Dans son lit d’hôpital, le Dr Li accepte l’interview d’un journaliste du magazine Caixin, le 1er février. Le dernier résultat des tests confirme son infection, il est soigné par injections d’antibiotiques, d’antiviraux et d’immunoglobulines. Il faut que sa famille paie ces médicaments, se déplace pour les acheter ou les fasse livrer par la pharmacie. A eux seuls, les médicaments lui coûtent environ 50 à 60 000 yuans (plus de 6 000 à 7 000 euros). Sur son lit, le Dr Li indique qu’il n’est pas certain que cette somme puisse être remboursée. Selon des sources internes, l’hôpital a reconnu le lien direct entre son décès et le risque professionnel, et a indemnisé sa famille après sa mort.
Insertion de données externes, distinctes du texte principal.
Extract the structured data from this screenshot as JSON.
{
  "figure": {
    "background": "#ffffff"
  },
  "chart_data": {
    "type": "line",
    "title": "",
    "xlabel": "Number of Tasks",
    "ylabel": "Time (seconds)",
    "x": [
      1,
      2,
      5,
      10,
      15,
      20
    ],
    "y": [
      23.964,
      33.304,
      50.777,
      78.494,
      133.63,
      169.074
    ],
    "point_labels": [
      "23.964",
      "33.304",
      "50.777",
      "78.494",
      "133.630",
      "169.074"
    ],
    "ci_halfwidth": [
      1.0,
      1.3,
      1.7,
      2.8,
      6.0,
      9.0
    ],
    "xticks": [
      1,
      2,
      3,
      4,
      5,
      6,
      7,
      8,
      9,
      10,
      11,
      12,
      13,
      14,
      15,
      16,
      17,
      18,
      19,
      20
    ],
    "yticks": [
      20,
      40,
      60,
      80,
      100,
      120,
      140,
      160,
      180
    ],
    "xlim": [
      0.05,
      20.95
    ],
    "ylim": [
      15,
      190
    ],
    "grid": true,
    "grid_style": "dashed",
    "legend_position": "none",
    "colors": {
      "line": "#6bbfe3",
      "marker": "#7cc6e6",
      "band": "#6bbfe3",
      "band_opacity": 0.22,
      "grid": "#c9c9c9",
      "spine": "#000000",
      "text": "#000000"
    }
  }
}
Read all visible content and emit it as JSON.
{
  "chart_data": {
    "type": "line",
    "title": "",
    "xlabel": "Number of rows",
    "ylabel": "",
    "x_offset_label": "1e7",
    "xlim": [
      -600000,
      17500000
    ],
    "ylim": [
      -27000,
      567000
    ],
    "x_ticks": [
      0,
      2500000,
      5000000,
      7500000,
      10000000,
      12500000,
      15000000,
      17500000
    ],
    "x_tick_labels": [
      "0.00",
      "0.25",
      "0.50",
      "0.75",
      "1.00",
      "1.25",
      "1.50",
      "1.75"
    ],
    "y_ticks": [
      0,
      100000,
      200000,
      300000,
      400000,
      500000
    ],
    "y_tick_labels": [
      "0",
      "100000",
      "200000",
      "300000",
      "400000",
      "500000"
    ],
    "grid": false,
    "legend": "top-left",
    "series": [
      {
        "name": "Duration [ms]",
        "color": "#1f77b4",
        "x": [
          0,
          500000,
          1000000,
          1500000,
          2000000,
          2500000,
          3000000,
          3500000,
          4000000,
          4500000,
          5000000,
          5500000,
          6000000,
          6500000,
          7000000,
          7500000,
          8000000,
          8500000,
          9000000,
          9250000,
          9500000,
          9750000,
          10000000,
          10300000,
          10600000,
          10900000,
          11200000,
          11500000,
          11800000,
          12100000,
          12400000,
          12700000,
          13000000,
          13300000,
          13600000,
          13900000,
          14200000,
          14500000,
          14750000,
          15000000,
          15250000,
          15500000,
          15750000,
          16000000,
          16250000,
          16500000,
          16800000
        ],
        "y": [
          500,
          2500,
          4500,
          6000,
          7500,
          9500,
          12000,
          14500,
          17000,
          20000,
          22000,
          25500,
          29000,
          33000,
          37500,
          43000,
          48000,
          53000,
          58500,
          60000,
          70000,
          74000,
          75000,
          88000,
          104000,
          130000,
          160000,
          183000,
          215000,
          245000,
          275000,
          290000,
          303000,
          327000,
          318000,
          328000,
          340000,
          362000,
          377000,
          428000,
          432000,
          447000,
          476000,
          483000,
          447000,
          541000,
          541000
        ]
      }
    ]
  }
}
Le 5 février, le Dr Li envoie un message au journaliste de Caixin, en disant que son état n’est pas stable et même s’aggrave. Quand le journaliste lui demande s’il souhaite réclamer une réhabilitation auprès des pouvoirs publics, il répond (selon l’article du tribunal) : « Je me sens soulagé. A mon avis, il ne devrait pas y avoir une seule voix dans une société saine. Je ne pense pas que les pouvoirs publics devraient interférer à tout moment. » Le 7 février au petit matin, l’hôpital de Wuhan confirme le décès de Li Wenliang.